As far as soda-pop, I am the complete extreme opposite. I drink Coca-Cola. I don't drink Coke; I don’t drink Pepsi. If I ask you for a Coca-Cola and you ask me if Pepsi is OK, I'm going to respond with a stern but polite "No". But, at the end of the day, I am also just looking for something to satisfy my thirst. But, I digress.
Since the Pepsi Challenge in the mid-70's, there has been another battle raging. Let's call it the Delivery Challenge. Regardless of what facts may be reported, detailing which approach lowers risk the most, which approach delivers the most value up front, or which approach leaves the stakeholders feeling the most satisfied, we all have our favorite. If delivery approaches were soda-pop (yes, soda-pop) in a blind taste test, chances are we'd stick with our favorite regardless of what we may have picked.

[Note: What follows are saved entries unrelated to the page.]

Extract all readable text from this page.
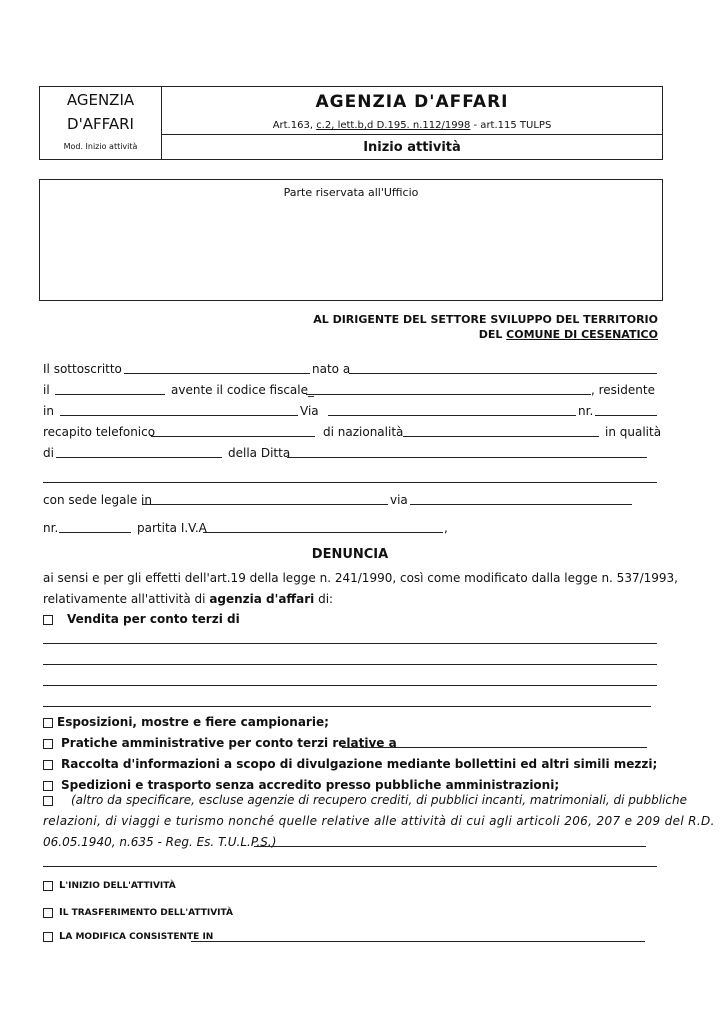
AGENZIA
D'AFFARI
Mod. Inizio attività
AGENZIA D'AFFARI
Art.163, c.2, lett.b,d D.195. n.112/1998 - art.115 TULPS
Inizio attività
Parte riservata all'Ufficio
AL DIRIGENTE DEL SETTORE SVILUPPO DEL TERRITORIO
DEL COMUNE DI CESENATICO
Il sottoscritto	nato a
il	avente il codice fiscale_	, residente
in	Via	nr.
recapito telefonico	di nazionalità	in qualità
di	della Ditta
con sede legale in	via
nr.	partita I.V.A	,
DENUNCIA
ai sensi e per gli effetti dell'art.19 della legge n. 241/1990, così come modificato dalla legge n. 537/1993,
relativamente all'attività di agenzia d'affari di:
Vendita per conto terzi di
Esposizioni, mostre e fiere campionarie;
Pratiche amministrative per conto terzi relative a
Raccolta d'informazioni a scopo di divulgazione mediante bollettini ed altri simili mezzi;
Spedizioni e trasporto senza accredito presso pubbliche amministrazioni;
(altro da specificare, escluse agenzie di recupero crediti, di pubblici incanti, matrimoniali, di pubbliche
relazioni, di viaggi e turismo nonché quelle relative alle attività di cui agli articoli 206, 207 e 209 del R.D.
06.05.1940, n.635 - Reg. Es. T.U.L.P.S.)
L'INIZIO DELL'ATTIVITÀ
IL TRASFERIMENTO DELL'ATTIVITÀ
LA MODIFICA CONSISTENTE IN
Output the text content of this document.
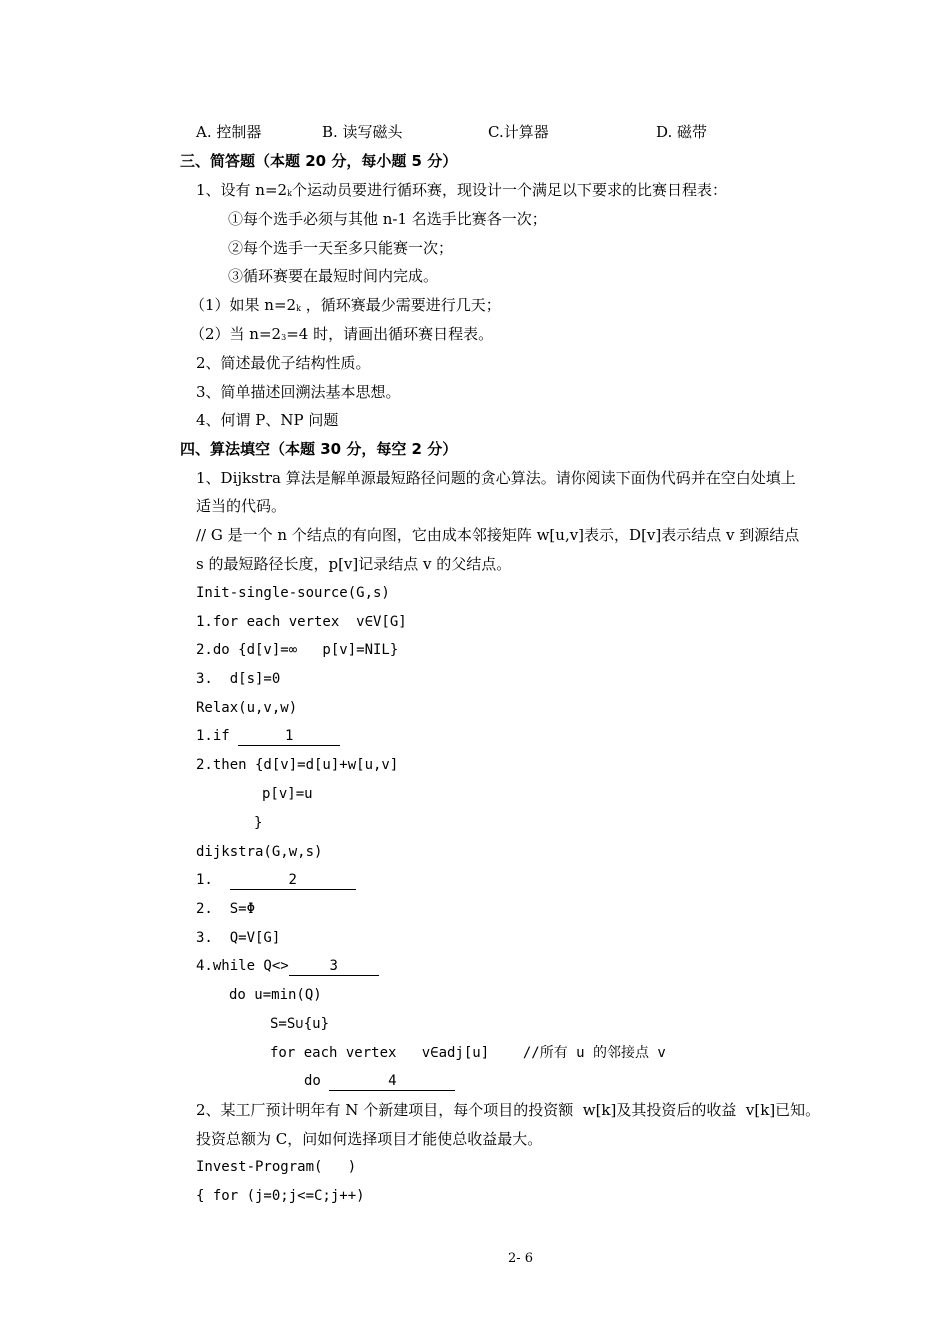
A. 控制器	B. 读写磁头	C.计算器	D. 磁带
三、简答题（本题 20 分，每小题 5 分）
1、设有 $n=2^k$个运动员要进行循环赛，现设计一个满足以下要求的比赛日程表：
①每个选手必须与其他 n-1 名选手比赛各一次；
②每个选手一天至多只能赛一次；
③循环赛要在最短时间内完成。
（1）如果 $n=2^k$ ，循环赛最少需要进行几天；
（2）当 $n=2^3=4$ 时，请画出循环赛日程表。
2、简述最优子结构性质。
3、简单描述回溯法基本思想。
4、何谓 P、NP 问题
四、算法填空（本题 30 分，每空 2 分）
1、Dijkstra 算法是解单源最短路径问题的贪心算法。请你阅读下面伪代码并在空白处填上
适当的代码。
// G 是一个 n 个结点的有向图，它由成本邻接矩阵 w[u,v]表示，D[v]表示结点 v 到源结点
s 的最短路径长度，p[v]记录结点 v 的父结点。
Init-single-source(G,s)
1.for each vertex  v∈V[G]
2.do {d[v]=∞   p[v]=NIL}
3.  d[s]=0
Relax(u,v,w)
1.if	1
2.then {d[v]=d[u]+w[u,v]
p[v]=u
}
dijkstra(G,w,s)
1.	2
2.  S=Φ
3.  Q=V[G]
4.while Q<>	3
do u=min(Q)
S=S∪{u}
for each vertex   v∈adj[u]    //所有 u 的邻接点 v
do	4
2、某工厂预计明年有 N 个新建项目，每个项目的投资额  w[k]及其投资后的收益  v[k]已知。
投资总额为 C，问如何选择项目才能使总收益最大。
Invest-Program(   )
{ for (j=0;j<=C;j++)
2- 6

From my own perspective, I don't believe we should be so blind to these opportunities. We should be open to the idea that formulas can be improved and we should be open to the idea that processes can as well.
When I'm dealing with a particular government client on a particular contract, I may use waterfall. We're talking waterfall the size of Niagara Falls. It's not that I choose this (drink) approach. It may be all that is currently offered. But when I'm managing my own personal projects and deliverables, I use Agile and Kanban. I'm not saying one is better than the other! But, when the choice is mine, I know what I like from each. I ala carte the way I do things, so (as the customer) I get the most value while not bastardizing the original processes.
I know there are those out there who are cursing me. They are strict Coke, Pepsi, and Dr. Pepper zealots. Think of me as that kid down at the local Kwik-E-Mart who takes his cup and adds a little of each soda-pop to his 64 ounce cup. It may look nasty but it sure tastes good!
…and at the end of the day, isn't it important that I just satisfy my thirst?